The Sea of Galilee is about 13 miles long and 8 miles wide. The crowds watched where Jesus was heading and rushed around the lake by foot. Their journey would have been about 9 miles.

The Greek words in the original manuscript for the words “following”and “saw” are in the imperfect tense meaning they had been following Jesus for a long time and kept on following Him, seeing the ministry of His miracles.

Jesus was tired from the pressure of facing the crowd day after day. He tried to find some privacy to get away. When that didn’t work, He took His disciples and went on top of some unknown mountain. He needed time to be alone with God and His disciples. It was the Passover season, a time when thousands flooded Jerusalem and surrounding areas.

The picture we are given is that of Jesus sitting on the mountainside, lifting up His eyes from resting upon His knees and seeing a great crowd of thousands streaming across the fields and up the mountain toward Him. This great crowd included those who had followed Him around the lake and pilgrims who were caught up in the excitement of hearing about Jesus.

So, Jesus uses this occasion to demonstrate two concerns.

1. His concern for meeting the needs of man, even the most minute need of a meal, telling us that there is no need that Jesus doesn’t want to meet. This crowd had been following Jesus for days and now had just journeyed 9 miles. They were not only hungry but they were out of food. Here they are in the middle of nowhere and there was no place to buy food. Jesus was filled with compassion for them and in His attempt to provide He asks His disciple, “Where can be buy some bread for these people?”

2. His 2nd concern was to strengthen the disciples.
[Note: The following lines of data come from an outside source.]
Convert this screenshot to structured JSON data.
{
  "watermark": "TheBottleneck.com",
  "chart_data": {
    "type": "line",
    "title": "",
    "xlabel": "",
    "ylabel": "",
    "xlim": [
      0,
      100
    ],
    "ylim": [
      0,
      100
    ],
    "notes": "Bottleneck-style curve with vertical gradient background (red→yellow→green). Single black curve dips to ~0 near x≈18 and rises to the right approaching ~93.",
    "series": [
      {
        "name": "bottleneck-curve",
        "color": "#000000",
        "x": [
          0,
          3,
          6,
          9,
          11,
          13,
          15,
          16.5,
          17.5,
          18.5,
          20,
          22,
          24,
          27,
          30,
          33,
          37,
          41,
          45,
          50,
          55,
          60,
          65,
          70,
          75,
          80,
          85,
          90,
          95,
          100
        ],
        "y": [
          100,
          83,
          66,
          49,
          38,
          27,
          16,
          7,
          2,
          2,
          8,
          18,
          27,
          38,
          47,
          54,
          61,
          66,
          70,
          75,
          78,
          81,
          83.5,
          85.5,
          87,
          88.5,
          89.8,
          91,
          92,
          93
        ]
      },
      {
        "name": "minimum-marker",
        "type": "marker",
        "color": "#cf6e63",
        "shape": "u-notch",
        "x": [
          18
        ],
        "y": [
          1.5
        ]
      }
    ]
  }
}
Jesus already knew what He was going to do, but He used this occasion to test and strengthen the disciples, teaching them a tremendous lesson on faith. They were just like we are as Jesus’ disciples—we are in need to grow in faith.

READ v. 7. Here we see the pessimistic faith of Philip. Either the disciples had 8 months’ wages (200 denarii) in their treasury or else Philip was just pulling a figure out of the air. Let’s talk a minute about pessimistic faith.

1. A pessimistic faith sees money and human resources and that is all. A pessimistic faith sees only the available resources. It stresses the hopelessness the impossibility of the situation.

2. A pessimistic faith doesn’t see God or His power. A pessimistic faith professes God and Christ to be the Son of God. It professes the belief that Christ has the power to meet the needs of man. It even witnesses the miraculous working of Christ in other instances.

But when a problem arises, the immediate response is to see the problem, not the power of God—that seems to be forgotten.

a. A pessimistic faith forgets God’s glorious power in the past.

b. It fails to think of God’s power. Its mind is on earthly things, not on spiritual things. It’s carnal, not spiritual.

c. A pessimistic faith feels that the problem is too big for God’s power or too little for God to be interested in.